Depuis les années 1950 et les travaux de l'architecte Victor Gruen, toute l'architecture des supermarchés et centres commerciaux est basée sur un objectif: nous faire acheter des choses pour lesquelles nous n'étions pas venus. Et à ce petit jeu, personne n'est plus efficace qu'Ikea.
Lors d'une interview à Vox en 2018, Richard La Graauw, le directeur créatif d'Ikea aux États-Unis, estimait que 20% des achats effectués dans ses magasins sont basés sur «la logique et les besoins» de sa clientèle. Les 60% restants trouvent leur source dans «les émotions». Autrement dit, ce sont des achats impulsifs.

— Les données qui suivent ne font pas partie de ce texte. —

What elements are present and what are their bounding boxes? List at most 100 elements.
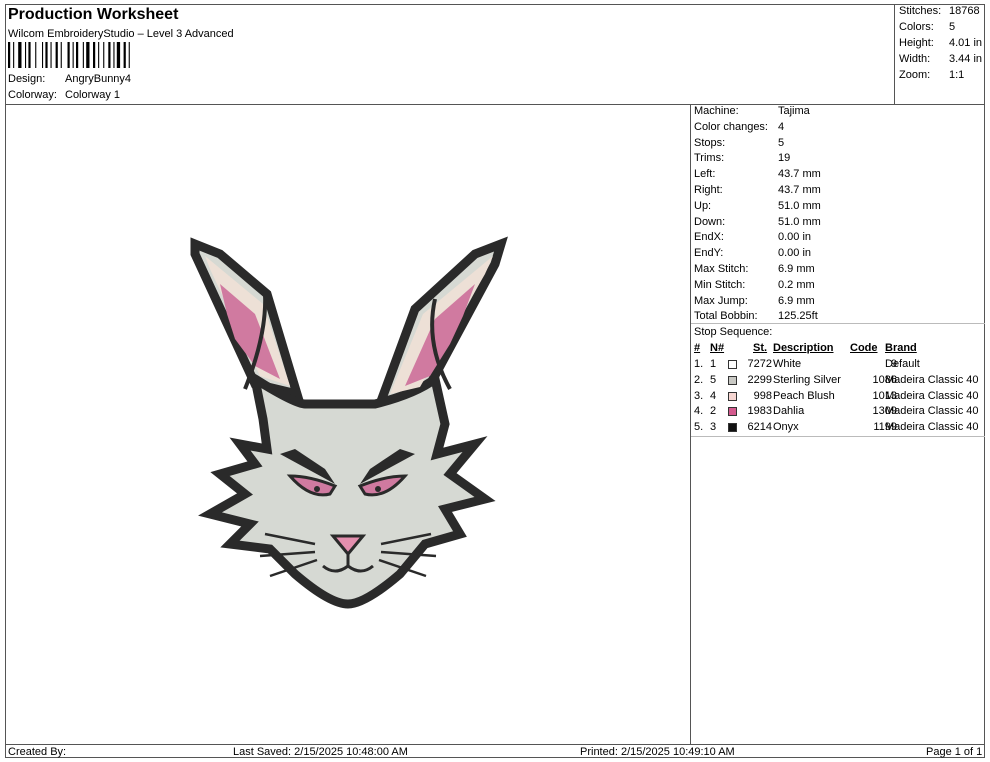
stats-box: Stitches: 18768 Colors: 5 Height: 4.01 in W… xyxy=(894,4,985,105)
info-label: EndX: xyxy=(694,231,724,244)
info-value: 5 xyxy=(778,136,785,149)
stop-sequence-title: Stop Sequence: xyxy=(694,326,773,338)
row-brand: Default xyxy=(885,358,920,370)
color-swatch xyxy=(728,375,737,385)
stat-value: 5 xyxy=(949,21,956,33)
worksheet-footer: Created By: Last Saved: 2/15/2025 10:48:… xyxy=(5,744,985,759)
row-n: 3 xyxy=(710,421,717,434)
info-value: 43.7 mm xyxy=(778,168,821,181)
info-label: Color changes: xyxy=(694,120,768,133)
row-description: Sterling Silver xyxy=(773,373,841,386)
stat-value: 3.44 in xyxy=(949,53,983,65)
row-brand: Madeira Classic 40 xyxy=(885,421,979,434)
bunny-embroidery-image xyxy=(190,236,508,609)
created-by: Created By: xyxy=(8,746,67,758)
info-value: 6.9 mm xyxy=(778,294,815,307)
last-saved: Last Saved: 2/15/2025 10:48:00 AM xyxy=(233,746,408,758)
table-row: 1. 1 7272 White 9 Default xyxy=(691,358,985,374)
page-title: Production Worksheet xyxy=(8,6,179,23)
row-description: Dahlia xyxy=(773,405,805,418)
design-label: Design: xyxy=(8,73,46,85)
info-value: 0.00 in xyxy=(778,231,812,244)
info-label: Down: xyxy=(694,215,726,228)
info-row: Trims: 19 xyxy=(694,152,790,164)
info-row: Min Stitch: 0.2 mm xyxy=(694,279,815,291)
info-value: 51.0 mm xyxy=(778,215,821,228)
info-row: Up: 51.0 mm xyxy=(694,200,821,212)
col-header-n: N# xyxy=(710,342,725,354)
info-value: 43.7 mm xyxy=(778,184,821,196)
stat-zoom: Zoom: 1:1 xyxy=(899,69,964,81)
info-value: 0.2 mm xyxy=(778,278,815,291)
row-st: 2299 xyxy=(747,373,772,386)
color-swatch xyxy=(728,360,737,369)
info-label: Machine: xyxy=(694,105,739,117)
design-row: Design: AngryBunny4 xyxy=(8,73,131,85)
color-swatch xyxy=(728,391,737,401)
info-row: Stops: 5 xyxy=(694,137,784,149)
col-header-num: # xyxy=(694,342,701,354)
separator xyxy=(691,323,985,324)
info-row: Left: 43.7 mm xyxy=(694,168,821,180)
info-value: 4 xyxy=(778,120,785,133)
info-label: Right: xyxy=(694,184,723,196)
col-header-code: Code xyxy=(850,342,878,354)
info-label: Min Stitch: xyxy=(694,278,746,291)
stat-value: 1:1 xyxy=(949,69,965,81)
info-row: Max Jump: 6.9 mm xyxy=(694,295,815,307)
design-value: AngryBunny4 xyxy=(65,73,132,85)
row-num: 5. xyxy=(694,421,704,434)
software-subtitle: Wilcom EmbroideryStudio – Level 3 Advanc… xyxy=(8,28,234,40)
col-header-brand: Brand xyxy=(885,342,917,354)
colorway-row: Colorway: Colorway 1 xyxy=(8,89,120,101)
info-value: 51.0 mm xyxy=(778,199,821,212)
info-row: Total Bobbin: 125.25ft xyxy=(694,310,818,322)
info-label: Up: xyxy=(694,199,712,212)
info-value: 0.00 in xyxy=(778,247,812,260)
stat-label: Width: xyxy=(899,53,931,65)
row-brand: Madeira Classic 40 xyxy=(885,373,979,386)
stat-label: Height: xyxy=(899,37,934,49)
stat-stitches: Stitches: 18768 xyxy=(899,5,980,17)
row-n: 4 xyxy=(710,389,717,402)
row-num: 2. xyxy=(694,373,704,386)
stat-label: Zoom: xyxy=(899,69,931,81)
colorway-label: Colorway: xyxy=(8,89,57,101)
table-row: 2. 5 2299 Sterling Silver 1086 Madeira Classi… xyxy=(691,374,985,390)
row-num: 3. xyxy=(694,389,704,402)
row-n: 5 xyxy=(710,373,717,386)
info-label: Max Stitch: xyxy=(694,263,749,275)
info-label: EndY: xyxy=(694,247,724,260)
info-value: 125.25ft xyxy=(778,310,818,323)
separator xyxy=(691,436,985,437)
info-label: Left: xyxy=(694,168,716,181)
row-description: Onyx xyxy=(773,421,799,434)
page-number: Page 1 of 1 xyxy=(926,746,983,758)
stat-colors: Colors: 5 xyxy=(899,21,955,33)
row-n: 2 xyxy=(710,405,717,418)
row-brand: Madeira Classic 40 xyxy=(885,405,979,418)
colorway-value: Colorway 1 xyxy=(65,89,121,101)
info-label: Trims: xyxy=(694,152,725,165)
barcode-image xyxy=(8,42,130,68)
row-st: 998 xyxy=(753,389,772,402)
printed-date: Printed: 2/15/2025 10:49:10 AM xyxy=(580,746,735,758)
row-description: White xyxy=(773,358,802,370)
row-st: 7272 xyxy=(747,358,772,370)
info-row: Down: 51.0 mm xyxy=(694,216,821,228)
info-row: Right: 43.7 mm xyxy=(694,184,821,196)
row-st: 6214 xyxy=(747,421,772,434)
info-label: Stops: xyxy=(694,136,726,149)
row-num: 4. xyxy=(694,405,704,418)
stat-height: Height: 4.01 in xyxy=(899,37,982,49)
table-row: 3. 4 998 Peach Blush 1013 Madeira Classic 40 xyxy=(691,390,985,406)
row-description: Peach Blush xyxy=(773,389,835,402)
info-label: Max Jump: xyxy=(694,294,748,307)
row-num: 1. xyxy=(694,358,704,370)
stat-label: Colors: xyxy=(899,21,934,33)
col-header-st: St. xyxy=(753,342,768,354)
table-row: 5. 3 6214 Onyx 1199 Madeira Classic 40 xyxy=(691,421,985,437)
info-row: Max Stitch: 6.9 mm xyxy=(694,263,815,275)
col-header-description: Description xyxy=(773,342,834,354)
info-value: 6.9 mm xyxy=(778,263,815,275)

Pour cela, l'enseigne suédoise est passée maîtresse dans l'art d'exploiter certains des mécanismes psychologiques qui sous-tendent nos décisions. Le moyen le plus connu est bien sûr le labyrinthe à sens unique, par lequel tout le monde doit passer. Selon The Hustle, lorsqu'un client fait un tour dans un magasin classique, il voit environ 33% de son catalogue. Chez Ikea, la clientèle doit passer devant 100% des articles proposés.
Ce labyrinthe est toutefois loin d'être le seul stratagème du magasin de meubles et de décoration. L'une de ses tactiques est par exemple de placer ici et là des price decoys («leurres tarifaires»), des articles intentionnellement trop chers qui ne sont pas là pour être vendus mais pour mettre en valeur les autres produits.
Ainsi, les options low cost paraissent être de bonnes affaires, et les prix des produits «premium» ne semblent pas beaucoup plus élevés que ceux de la gamme en dessous.
Des boulettes pour faire tourner la tête
Par ailleurs, les grands paniers remplis de doudous, plaids ou oreillers qui ne coûtent que quelques euros ne sont pas éparpillés dans les rayons par hasard. Afficher des prix très bas un peu partout contribue à notre impression globale que les bonnes affaires sont légion.
La même logique s'applique aux tarifs pratiqués dans le restaurant. Puisque c'est un achat que l'on fait rarement, il peut être difficile de se représenter ce qu'est le juste prix d'une commode ou d'un canapé. En revanche, tout le monde ou presque connaît le prix d'un repas au restaurant; si le déjeuner est bon marché, c'est sûrement que le reste du magasin l'est aussi.
Autre avantage du système Ikea: les meubles en kit. The Hustle raconte une expérience de la Harvard Business School lors de laquelle les cobayes devaient mettre un prix sur des origamis.
Les participants ayant dû le plier eux-mêmes ont estimé un prix supérieur à ceux à qui on avait fourni l'origami tout fait. Contrairement à ce que l'on pourrait penser, devoir s'impliquer dans la création d'un bien nous pousse à surévaluer sa valeur.